I'm amazed at all you got done with asthma. I open the door in the morning, all set to work in the garden, and it's like a sauna, so everything is mostly fending for itself.

The Mom said...

Karen Anne, I'm thinking the whole thing is going to be covered for the next year or 2. The asthma is kicking my butt this summer. Hopefully it will end soon.

kitsapFG said...

I think your plan to smother that section for a year or more is a good idea. The weeds look like they have a strong foot hold and smothering them out is a good idea. I would cover it with carboard and plastic the first year. Following year, remove the plastic and turn it all over again (to expose the dormant seeds, and do it all over again. One of my strawberry patches is getting over taken with a perennial plant that has crept into it - I am going to move the strawberry patch new spring and probably do this treatment to that bed myself.

farmwifetwo said...

It's taken me 12yrs to shake the "super Mom" syndrome :)

Last year I was injured - steel projectile picked up when Dh was mowing grass = 3" scar in my right shin - so my Dad planted my garden... who needs 3 hills of cucumbers?? One is more than enough...

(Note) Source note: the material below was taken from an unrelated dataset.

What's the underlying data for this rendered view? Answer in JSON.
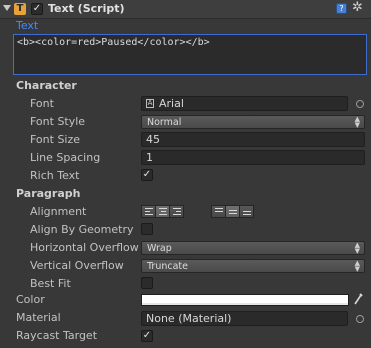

I'm on R&R this summer. It was a long "autism" school year... but it's been settled and sorted for next year and I'm just doing what needs to be done. Kids are going to the sitters one day/wk instead of having a teenager in to help... They and I are enjoying the break.

Still have canning to do. 2yrs of poor tomatoes and no fresh canned... Makes you appreciate the work that goes into them and how much we miss them.

Now... anyone have time to come and prune my bushes?? If I ignore them long enough the pruning fairy will come and do it for me...right?? :)

The Mom said...

Laura, it's good to hear it from you as well. At first I thought I just needed to do a better job, but there doesn't seem to be a way to get the weeds under control.

Farmwife, I need to get over the super mom thing. I also need to pick a few necessary crops and go from there.